Na quarentena esgotámos em 3 tempos todos os assuntos superficiais, todas as rotinas da treta e ficámos só com tudo aquilo que empurrámos para baixo. Afinal não somos compatíveis um com o outro. Eu nem sei se sou compatível comigo mesma, nem me conheço.
Mas foi quando ele saiu de casa que algum gatilho em mim disparou, voltei inconscientemente àquele momento da minha vida em que era uma criança assutada à espera da sua mãe. Parece que depois disso já não consegui empurrar mais nada para baixo.
E agora? Pois, não sei. Acho que só agora é que estou a começar a terapia, já não vou tantas vezes por semana, não estou em desespero, ando mais calma. Agora preciso de tempo para pensar em tudo o que estou a descobrir. Sinto-me 100 anos mais jovem porque estou constantemente a descobrir mais sobre mim mesma.

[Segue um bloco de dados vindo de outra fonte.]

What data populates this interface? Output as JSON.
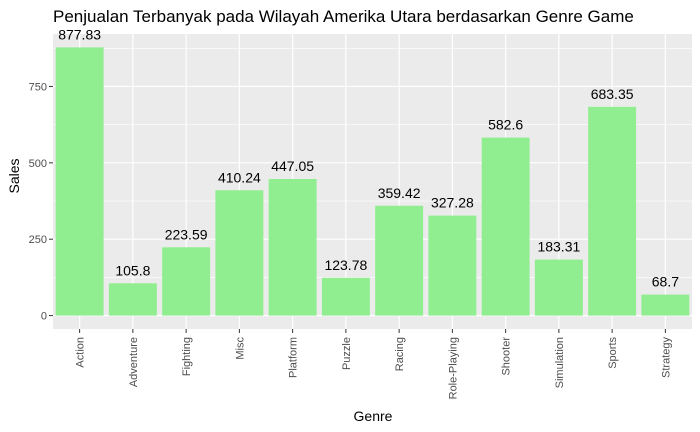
{
  "chart_data": {
    "type": "bar",
    "title": "Penjualan Terbanyak pada Wilayah Amerika Utara berdasarkan Genre Game",
    "xlabel": "Genre",
    "ylabel": "Sales",
    "categories": [
      "Action",
      "Adventure",
      "Fighting",
      "Misc",
      "Platform",
      "Puzzle",
      "Racing",
      "Role-Playing",
      "Shooter",
      "Simulation",
      "Sports",
      "Strategy"
    ],
    "values": [
      877.83,
      105.8,
      223.59,
      410.24,
      447.05,
      123.78,
      359.42,
      327.28,
      582.6,
      183.31,
      683.35,
      68.7
    ],
    "data_labels": [
      "877.83",
      "105.8",
      "223.59",
      "410.24",
      "447.05",
      "123.78",
      "359.42",
      "327.28",
      "582.6",
      "183.31",
      "683.35",
      "68.7"
    ],
    "yticks": [
      0,
      250,
      500,
      750
    ],
    "ytick_labels": [
      "0",
      "250",
      "500",
      "750"
    ],
    "ylim": [
      -43.9,
      921.7
    ],
    "grid": true,
    "bar_color": "#90EE90",
    "panel_color": "#EBEBEB",
    "grid_color": "#FFFFFF"
  }
}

Estou muito longe de ter tudo percebido, ainda tenho que lidar com muita coisa, mas consigo respirar quando estou sozinha e isso vale tudo!
Nenhum Conto Clínico é uma reprodução total ou aproximada de uma história real. Esta personagem é fictícia, foi vagamente construída a partir de situações clínicas, mas não representa de forma alguma uma pessoa real nem reproduz uma história real. Em contexto clínico todos os casos são tratados com confidencialidade total.